Om de ongelijkheid in rijkdom goed aan te pakken, moet het belastingbeleid een zaak worden die progressieve partijen aan het hart gaat. Anders blijven politici onwetend en worden ze makkelijk overschaduwd door degenen die er alles aan doen om geen belasting te hoeven betalen.
Het belastingbeleid moet een zaak worden die progressieve partijen aan het hart gaat
In principe zijn er twee manieren om de superrijken effectief te belasten: vermogenswinstbelasting en vermogensbelasting. Zoals hierboven uiteengezet, worden zeer rijke mensen meestal proportioneel minder belast dan mensen met een normaal inkomen, omdat vermogenswinsten uit de verkoop van aandelen belast worden. In enkele landen met de meeste miljonairs en miljardairs per hoofd van de bevolking, zoals Luxemburg, Zwitserland en België, wordt geen vermogenswinstbelasting geheven. In Europese landen die wel belasting heffen op vermogenswinst uit de verkoop van beursgenoteerde aandelen, bedraagt deze belasting gemiddeld 19,4 procent. Ter vergelijking: volgens de Europese Commissie bedroeg de inkomstenbelasting in Europa van 1996 tot 2021 gemiddeld iets meer dan 40 procent.
Het inkomen van miljardairs is echter maar een fractie van wat ze bezitten, omdat het meeste geld in activa zit, zoals aandelen en obligaties, onroerend goed, luxeartikelen en contant geld. Al deze rijkdom wordt systematisch te weinig belast. Van de twaalf Europese landen die in 1990 vermogensbelasting hieven, doen alleen Noorwegen, Spanje en Zwitserland dat tegenwoordig nog. Vermogensbelasting werd in veel landen afgeschaft, omdat de progressie ervan al vroeg merkbaar werd en diegenen trof die ‘slechts’ een paar miljoen op hun bankrekening hadden. Vervolgens vertrokken veel rijke mensen naar landen waar deze belasting niet bestaat, waardoor de totale belastinginkomsten in de vertreklanden daalden – dit gebeurde bijvoorbeeld nadat Noorwegen onlangs zijn vermogensbelasting licht verhoogde.

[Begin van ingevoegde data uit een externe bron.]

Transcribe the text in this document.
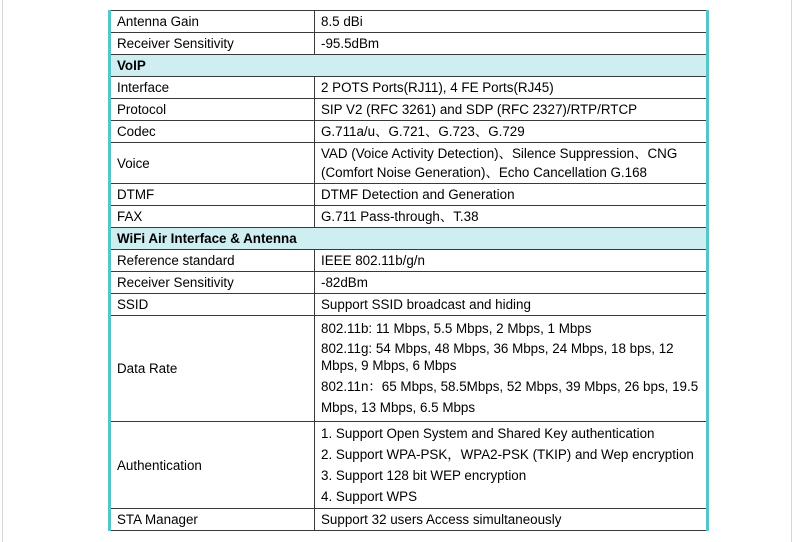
Antenna Gain	8.5 dBi
Receiver Sensitivity	-95.5dBm
VoIP	
Interface	2 POTS Ports(RJ11), 4 FE Ports(RJ45)
Protocol	SIP V2 (RFC 3261) and SDP (RFC 2327)/RTP/RTCP
Codec	G.711a/u、G.721、G.723、G.729
Voice	VAD (Voice Activity Detection)、Silence Suppression、CNG (Comfort Noise Generation)、Echo Cancellation G.168
DTMF	DTMF Detection and Generation
FAX	G.711 Pass-through、T.38
WiFi Air Interface & Antenna	
Reference standard	IEEE 802.11b/g/n
Receiver Sensitivity	-82dBm
SSID	Support SSID broadcast and hiding
Data Rate	802.11b: 11 Mbps, 5.5 Mbps, 2 Mbps, 1 Mbps

802.11g: 54 Mbps, 48 Mbps, 36 Mbps, 24 Mbps, 18 bps, 12 Mbps, 9 Mbps, 6 Mbps

802.11n：65 Mbps, 58.5Mbps, 52 Mbps, 39 Mbps, 26 bps, 19.5 Mbps, 13 Mbps, 6.5 Mbps

Authentication	1. Support Open System and Shared Key authentication

2. Support WPA-PSK，WPA2-PSK (TKIP) and Wep encryption

3. Support 128 bit WEP encryption

4. Support WPS

STA Manager	Support 32 users Access simultaneously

De sociaaldemocratische regering verhoogde de vermogensbelasting van 0,85 procent naar 1,1 procent, en dat leidde tot een grote kapitaalvlucht door veel van de miljardairs in het land. Ze namen zo veel geld mee dat de vermogensbelasting in Noorwegen naar verwachting ruim 500 miljoen euro minder zal opleveren dan nu het geval is. Om te voorkomen dat miljardairs naar andere Europese landen verhuizen, moet de belasting in meerdere landen hetzelfde zijn. Dit is vergelijkbaar met het nieuwe wereldwijde minimumtarief voor vennootschapsbelasting van 15 procent voor multinationals, die werd ingevoerd door de Organisatie voor Economische Samenwerking en Ontwikkeling.
Beweging
Er is op Europees niveau beweging in dit debat. In juni van dit jaar startte een groep economen, activisten, politici en multimiljonairs een Europees burgerinitiatief dat eist dat de Europese Commissie een permanente en progressieve jaarlijkse vermogensbelasting invoert. Om het deze keer te laten lukken, stelt een team van economen rond stereconoom Thomas Piketty een hoge drempel voor die ervoor zorgt dat alleen een kleine groep superrijken wordt getroffen. Bovendien zou geërfde rijkdom zwaarder belast moeten worden dan inkomen of selfmade rijkdom, omdat je je ouders nu eenmaal niet kunt kiezen. Europese burgerinitiatieven zijn zelden succesvol en de wetgevende bevoegdheid van de EU op het gebied van belastingen is beperkt. Toch zou dit bij uitstek een goed initiatief zijn waar linkse groepen zich achter zouden kunnen scharen in aanloop naar de Europese verkiezingen van 2024.
Als samenleving hebben we weinig inzicht in de rol die de meeste superrijken spelen in de politiek. We moeten de mate van concentratie van rijkdom begrijpen – vooral de impact ervan op democratische processen en besluitvorming – om te kunnen bepalen wat eraan gedaan zou kunnen en moeten worden.
In Noorwegen en Finland worden de belastingaangiften van alle burgers zonder uitzondering elk jaar gepubliceerd, zodat iedereen ze kan inzien. Media kunnen via een website lijsten samenstellen van de grootverdieners in het land. Kan dat misschien dienen ter inspiratie?